IRELAND: Rob Kearney; Tommy Bowe, Brian O'Driscoll (capt), Gordon D'Arcy, Luke Fitzgerald; Ronan O'Gara, Tomás O'Leary; Marcus Horan, Jerry Flannery, John Hayes; Donncha O'Callaghan, Paul O'Connell; Stephen Ferris, David Wallace, Jamie Heaslip.
March 17th, 2018
Ireland 24 England 15
The glorious zenith of Joe Schmidt's decade in Irish rugby. Twickenham sacked by stunning tries from Garry Ringrose, Jacob Stockdale and CJ Stander, but what most people present recall is the bitter chill and rocks of snow.
A drop goal in Paris after 43 carries sparked this magical run to Triple Crown number 11.

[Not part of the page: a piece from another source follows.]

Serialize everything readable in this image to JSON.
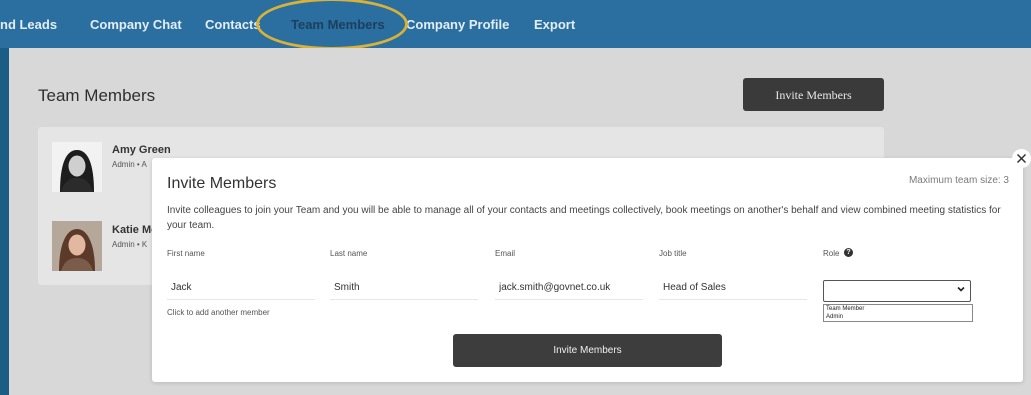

Johnny Sexton: "I remember sitting in the Shelbourne Hotel [in '09], before we played Scotland in Croke Park, and Declan Kidney spoke about Triple Crowns being hard to come by, and I looked around and saw Ronan and Paul and Brian sort of roll their eyes up to heaven, as they had four of them. So, yeah, at that stage of my career I didn't think that all these years later a Triple Crown would be something I'd still be waiting to win."
IRELAND: Rob Kearney; Keith Earls, Garry Ringrose, Bundee Aki, Jacob Stockdale; Johnny Sexton, Conor Murray; Cian Healy, Rory Best (capt), Tadhg Furlong; James Ryan, Iain Henderson; Peter O'Mahony, Dan Leavy, CJ Stander.